In der Landgemeinde Quickborn war ein verhältnismäßig großes Vereinsangebot vorhanden.[1] Abzüglich der gewerkschaftlichen und Parteinebenorganisationen ließen sich in den 1920/30er Jahren 33 örtliche Vereine feststellen. Eine der großen und im bürgerlichen Milieu im hohen Maße anerkannten Vereine hiervon war der Kampfgenossen- und Kriegerverein. Sein Vereinslokal war „Schmidts Gasthof“ in der Kieler Straße.[2]
Die Anfänge der Kriegervereine lassen sich in Preußen bis ins Jahr 1815 zurückverfolgen. Ihre Aufgabe sahen sie in der patriotischen Erinnerungspflege vergangener Kriegsereignisse und dem geistigen Zusammenhalt ehemaliger Kriegsteilnehmer.[3] Ein regelrechter Gründungsboom der Kriegervereine entfaltete sich nach den „Einigungskriegen“ 1864/71, in denen die nationale Euphorie auch in den entlegenen Gegenden Impulse nach einem festen organisatorischen Rahmen ehemaliger Kriegsteilnehmer freisetzte.[4] Ab 1900 wurden alle Kriegervereine unter dem Dachverband „Kyffhäuserbund“ zusammengeschlossen.[5] Charakteristisch für das Kriegsvereinswesen war eine nostalgische Fixierung auf die Kaiserzeit, eine Glorifizierung der Kriegserlebnisse und eine mentale Affinität zu den Rechtsparteien.[6]
Die Ursprünge des Quickborner Kriegervereins gehen bis Mitte des 19. Jahrhunderts zurück.
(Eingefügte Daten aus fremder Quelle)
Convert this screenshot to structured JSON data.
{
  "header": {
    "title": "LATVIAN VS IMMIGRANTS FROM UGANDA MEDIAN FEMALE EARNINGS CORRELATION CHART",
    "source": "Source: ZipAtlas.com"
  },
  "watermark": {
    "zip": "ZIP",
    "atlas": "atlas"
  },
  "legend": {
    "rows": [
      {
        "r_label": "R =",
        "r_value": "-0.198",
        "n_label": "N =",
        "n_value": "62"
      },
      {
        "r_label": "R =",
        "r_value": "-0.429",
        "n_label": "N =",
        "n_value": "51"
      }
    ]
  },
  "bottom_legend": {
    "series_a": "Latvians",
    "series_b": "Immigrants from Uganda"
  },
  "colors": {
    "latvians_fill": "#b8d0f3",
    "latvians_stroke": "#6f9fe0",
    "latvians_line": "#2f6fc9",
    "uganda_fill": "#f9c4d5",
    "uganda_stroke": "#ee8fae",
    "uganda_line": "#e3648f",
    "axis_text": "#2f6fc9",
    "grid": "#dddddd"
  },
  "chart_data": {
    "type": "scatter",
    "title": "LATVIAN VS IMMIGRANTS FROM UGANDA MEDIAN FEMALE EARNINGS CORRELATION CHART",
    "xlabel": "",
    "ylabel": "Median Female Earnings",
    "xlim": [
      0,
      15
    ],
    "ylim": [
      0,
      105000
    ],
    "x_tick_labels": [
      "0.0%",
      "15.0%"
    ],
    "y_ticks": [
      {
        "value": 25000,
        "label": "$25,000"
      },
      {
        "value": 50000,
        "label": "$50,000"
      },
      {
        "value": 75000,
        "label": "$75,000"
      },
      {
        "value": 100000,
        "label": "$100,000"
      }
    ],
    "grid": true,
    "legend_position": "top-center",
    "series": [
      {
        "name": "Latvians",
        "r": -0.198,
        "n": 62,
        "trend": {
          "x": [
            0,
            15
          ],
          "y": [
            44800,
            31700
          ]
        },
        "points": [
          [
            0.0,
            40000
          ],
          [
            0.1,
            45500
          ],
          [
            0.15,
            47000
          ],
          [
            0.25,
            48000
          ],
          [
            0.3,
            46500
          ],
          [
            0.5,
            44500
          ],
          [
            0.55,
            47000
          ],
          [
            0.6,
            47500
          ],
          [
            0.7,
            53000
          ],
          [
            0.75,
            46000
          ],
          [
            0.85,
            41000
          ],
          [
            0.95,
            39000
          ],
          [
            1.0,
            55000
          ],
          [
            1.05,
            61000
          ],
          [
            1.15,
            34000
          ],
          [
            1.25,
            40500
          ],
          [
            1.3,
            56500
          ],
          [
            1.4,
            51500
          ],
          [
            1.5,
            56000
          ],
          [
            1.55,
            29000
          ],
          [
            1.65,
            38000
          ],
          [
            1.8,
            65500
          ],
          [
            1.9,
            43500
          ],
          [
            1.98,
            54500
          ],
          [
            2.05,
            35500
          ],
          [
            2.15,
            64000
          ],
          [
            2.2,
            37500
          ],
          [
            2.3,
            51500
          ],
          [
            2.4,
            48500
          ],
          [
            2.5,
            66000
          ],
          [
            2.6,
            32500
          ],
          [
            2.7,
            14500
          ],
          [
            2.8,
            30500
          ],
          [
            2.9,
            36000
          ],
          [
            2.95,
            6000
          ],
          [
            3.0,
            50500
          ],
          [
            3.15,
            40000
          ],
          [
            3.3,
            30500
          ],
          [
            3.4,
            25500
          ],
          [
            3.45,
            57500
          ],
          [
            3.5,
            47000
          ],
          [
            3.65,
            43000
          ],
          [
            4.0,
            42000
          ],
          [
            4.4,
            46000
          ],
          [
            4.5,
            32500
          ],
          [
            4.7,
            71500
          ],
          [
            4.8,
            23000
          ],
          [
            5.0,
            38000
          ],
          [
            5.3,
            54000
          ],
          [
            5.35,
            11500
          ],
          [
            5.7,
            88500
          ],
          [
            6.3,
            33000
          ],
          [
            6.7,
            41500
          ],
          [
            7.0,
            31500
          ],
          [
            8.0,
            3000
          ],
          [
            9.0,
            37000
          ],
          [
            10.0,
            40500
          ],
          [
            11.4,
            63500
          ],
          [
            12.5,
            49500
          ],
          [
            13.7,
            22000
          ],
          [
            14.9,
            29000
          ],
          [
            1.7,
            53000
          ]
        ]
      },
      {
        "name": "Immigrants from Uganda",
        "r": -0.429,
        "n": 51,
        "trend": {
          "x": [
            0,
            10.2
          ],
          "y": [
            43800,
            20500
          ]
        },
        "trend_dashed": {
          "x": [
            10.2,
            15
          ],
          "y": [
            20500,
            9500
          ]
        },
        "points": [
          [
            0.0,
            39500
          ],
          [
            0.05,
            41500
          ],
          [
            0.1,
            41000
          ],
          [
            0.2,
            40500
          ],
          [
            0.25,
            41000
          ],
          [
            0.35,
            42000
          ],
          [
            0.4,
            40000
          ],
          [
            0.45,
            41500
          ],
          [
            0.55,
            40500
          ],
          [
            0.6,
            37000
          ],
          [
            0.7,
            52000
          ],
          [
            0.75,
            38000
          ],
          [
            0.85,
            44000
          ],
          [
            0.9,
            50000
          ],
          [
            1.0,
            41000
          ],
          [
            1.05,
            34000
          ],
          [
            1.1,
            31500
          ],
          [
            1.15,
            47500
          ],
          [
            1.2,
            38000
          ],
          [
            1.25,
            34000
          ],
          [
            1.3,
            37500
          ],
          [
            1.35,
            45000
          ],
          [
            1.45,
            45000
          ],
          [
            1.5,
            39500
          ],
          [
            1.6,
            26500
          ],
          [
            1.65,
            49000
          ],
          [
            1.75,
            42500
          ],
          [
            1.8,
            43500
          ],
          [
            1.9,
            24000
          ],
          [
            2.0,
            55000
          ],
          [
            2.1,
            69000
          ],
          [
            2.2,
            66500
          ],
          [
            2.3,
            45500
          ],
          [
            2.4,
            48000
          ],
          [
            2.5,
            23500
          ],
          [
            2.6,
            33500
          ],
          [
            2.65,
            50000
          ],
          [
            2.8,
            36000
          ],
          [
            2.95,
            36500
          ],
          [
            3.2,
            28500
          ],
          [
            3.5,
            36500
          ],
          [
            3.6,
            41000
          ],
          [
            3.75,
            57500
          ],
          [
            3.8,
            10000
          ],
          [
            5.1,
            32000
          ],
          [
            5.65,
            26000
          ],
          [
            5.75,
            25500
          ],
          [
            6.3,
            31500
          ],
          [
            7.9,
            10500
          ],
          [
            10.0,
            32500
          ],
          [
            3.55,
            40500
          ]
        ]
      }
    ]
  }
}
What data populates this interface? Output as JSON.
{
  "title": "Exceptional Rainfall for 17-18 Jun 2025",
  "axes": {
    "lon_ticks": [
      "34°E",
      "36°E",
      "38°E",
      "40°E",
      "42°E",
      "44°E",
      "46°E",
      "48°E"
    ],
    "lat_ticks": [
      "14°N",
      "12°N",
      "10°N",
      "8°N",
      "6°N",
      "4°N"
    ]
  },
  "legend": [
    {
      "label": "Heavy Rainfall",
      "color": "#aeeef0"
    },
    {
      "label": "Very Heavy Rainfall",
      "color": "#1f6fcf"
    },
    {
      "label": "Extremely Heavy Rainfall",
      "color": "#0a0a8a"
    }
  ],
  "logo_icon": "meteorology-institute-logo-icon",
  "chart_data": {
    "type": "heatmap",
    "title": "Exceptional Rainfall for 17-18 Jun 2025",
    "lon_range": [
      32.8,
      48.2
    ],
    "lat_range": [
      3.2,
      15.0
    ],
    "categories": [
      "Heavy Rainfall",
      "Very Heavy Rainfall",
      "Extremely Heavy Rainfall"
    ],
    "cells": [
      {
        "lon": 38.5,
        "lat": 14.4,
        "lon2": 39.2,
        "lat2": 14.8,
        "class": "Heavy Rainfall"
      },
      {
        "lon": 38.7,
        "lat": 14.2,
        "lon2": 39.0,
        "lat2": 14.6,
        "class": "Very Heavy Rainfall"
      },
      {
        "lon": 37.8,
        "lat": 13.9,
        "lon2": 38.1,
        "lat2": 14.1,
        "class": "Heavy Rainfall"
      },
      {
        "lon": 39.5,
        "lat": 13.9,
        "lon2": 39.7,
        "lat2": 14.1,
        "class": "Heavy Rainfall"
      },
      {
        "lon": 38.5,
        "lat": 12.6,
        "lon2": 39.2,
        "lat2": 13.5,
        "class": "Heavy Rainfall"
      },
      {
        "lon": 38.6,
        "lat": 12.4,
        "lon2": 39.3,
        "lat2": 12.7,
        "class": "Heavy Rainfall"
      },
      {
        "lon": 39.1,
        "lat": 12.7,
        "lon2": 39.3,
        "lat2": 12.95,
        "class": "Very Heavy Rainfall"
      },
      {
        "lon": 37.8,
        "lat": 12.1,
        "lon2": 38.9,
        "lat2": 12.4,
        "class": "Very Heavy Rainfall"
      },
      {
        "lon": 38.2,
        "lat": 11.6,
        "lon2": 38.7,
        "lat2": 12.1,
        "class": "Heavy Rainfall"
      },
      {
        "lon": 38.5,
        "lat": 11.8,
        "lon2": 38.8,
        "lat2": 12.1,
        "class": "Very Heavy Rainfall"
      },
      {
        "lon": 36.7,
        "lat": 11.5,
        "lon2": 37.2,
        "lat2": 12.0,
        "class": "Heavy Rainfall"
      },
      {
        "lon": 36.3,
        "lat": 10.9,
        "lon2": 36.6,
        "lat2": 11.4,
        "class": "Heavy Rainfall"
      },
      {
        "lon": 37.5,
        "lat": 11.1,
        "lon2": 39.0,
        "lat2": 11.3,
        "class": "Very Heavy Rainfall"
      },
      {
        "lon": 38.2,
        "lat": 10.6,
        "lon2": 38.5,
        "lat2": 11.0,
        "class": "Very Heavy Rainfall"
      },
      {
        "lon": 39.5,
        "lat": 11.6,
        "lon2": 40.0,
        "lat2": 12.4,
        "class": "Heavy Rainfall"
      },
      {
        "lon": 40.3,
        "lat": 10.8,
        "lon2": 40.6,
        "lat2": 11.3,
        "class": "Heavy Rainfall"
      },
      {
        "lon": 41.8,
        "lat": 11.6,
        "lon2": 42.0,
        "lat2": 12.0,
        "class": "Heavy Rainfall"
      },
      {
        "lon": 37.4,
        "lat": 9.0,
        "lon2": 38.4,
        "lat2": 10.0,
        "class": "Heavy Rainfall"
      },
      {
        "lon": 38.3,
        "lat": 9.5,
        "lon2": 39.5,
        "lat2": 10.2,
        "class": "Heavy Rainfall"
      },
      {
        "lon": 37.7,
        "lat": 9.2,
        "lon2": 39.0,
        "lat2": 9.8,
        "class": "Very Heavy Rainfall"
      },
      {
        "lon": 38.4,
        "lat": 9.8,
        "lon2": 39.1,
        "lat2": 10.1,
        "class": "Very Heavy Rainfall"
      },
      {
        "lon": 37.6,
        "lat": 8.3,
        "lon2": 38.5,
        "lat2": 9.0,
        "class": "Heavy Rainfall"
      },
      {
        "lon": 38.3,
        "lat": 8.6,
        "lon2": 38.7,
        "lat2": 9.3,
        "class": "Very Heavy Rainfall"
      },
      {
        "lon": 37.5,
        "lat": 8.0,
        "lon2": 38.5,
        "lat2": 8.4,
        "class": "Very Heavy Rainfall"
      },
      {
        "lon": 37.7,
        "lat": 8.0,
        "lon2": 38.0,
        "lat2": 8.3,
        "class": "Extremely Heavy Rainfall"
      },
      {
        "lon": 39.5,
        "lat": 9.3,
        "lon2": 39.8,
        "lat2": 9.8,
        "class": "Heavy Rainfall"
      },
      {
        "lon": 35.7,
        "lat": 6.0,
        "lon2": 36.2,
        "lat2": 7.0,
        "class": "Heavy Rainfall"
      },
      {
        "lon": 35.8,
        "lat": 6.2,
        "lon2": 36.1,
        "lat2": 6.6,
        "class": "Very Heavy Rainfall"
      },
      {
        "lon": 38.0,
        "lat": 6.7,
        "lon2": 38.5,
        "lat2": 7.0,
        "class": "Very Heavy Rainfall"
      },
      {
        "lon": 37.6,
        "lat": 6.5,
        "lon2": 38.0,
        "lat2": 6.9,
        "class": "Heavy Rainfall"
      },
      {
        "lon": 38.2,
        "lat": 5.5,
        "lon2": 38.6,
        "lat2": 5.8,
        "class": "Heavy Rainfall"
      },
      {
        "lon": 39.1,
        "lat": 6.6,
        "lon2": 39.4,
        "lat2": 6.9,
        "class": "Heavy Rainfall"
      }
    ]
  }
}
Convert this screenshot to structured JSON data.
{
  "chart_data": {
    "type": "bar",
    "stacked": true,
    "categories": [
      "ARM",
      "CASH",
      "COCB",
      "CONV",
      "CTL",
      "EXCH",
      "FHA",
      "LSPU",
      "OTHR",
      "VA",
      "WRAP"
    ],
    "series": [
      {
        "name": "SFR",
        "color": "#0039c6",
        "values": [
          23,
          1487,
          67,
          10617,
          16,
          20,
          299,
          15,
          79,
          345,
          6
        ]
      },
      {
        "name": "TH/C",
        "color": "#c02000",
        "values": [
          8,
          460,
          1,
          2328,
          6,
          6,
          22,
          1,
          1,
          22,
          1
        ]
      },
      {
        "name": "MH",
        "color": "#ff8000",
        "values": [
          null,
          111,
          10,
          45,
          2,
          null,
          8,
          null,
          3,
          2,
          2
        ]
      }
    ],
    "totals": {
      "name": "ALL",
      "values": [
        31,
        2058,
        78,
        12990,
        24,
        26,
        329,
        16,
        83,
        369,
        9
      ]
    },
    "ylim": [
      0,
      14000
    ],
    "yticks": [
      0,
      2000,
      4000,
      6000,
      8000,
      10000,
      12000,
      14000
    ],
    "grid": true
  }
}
Der erste im Ort vorhandene Kriegerverein war der „Kampfgenossenverein von 1848/51 zu Quickborn“. Ihm folgte der 1872 von Veteranen des deutsch-französischen Krieges initiierte „Kampfgenossenverein von 1870/71 zu Quickborn“ und schließlich der 1886 gegründete „Kriegerverein zu Quickborn und Umgegend“.[7] Letztlich verschmolzen diese Vereine zum „Kampfgenossen- und Kriegerverein“ zusammen, dem 1926 142 Mitglieder angehörten.[8] Unter ihnen befanden sich die Repräsentanten des örtlichen Bürgertums, die in dem bürgerlichen Milieu auf hohe Akzeptanz stießen. Hierzu gehörten der Pastor, einige Lehrer, eine Anzahl alteingesessener Handwerksmeister und Unternehmer.[9]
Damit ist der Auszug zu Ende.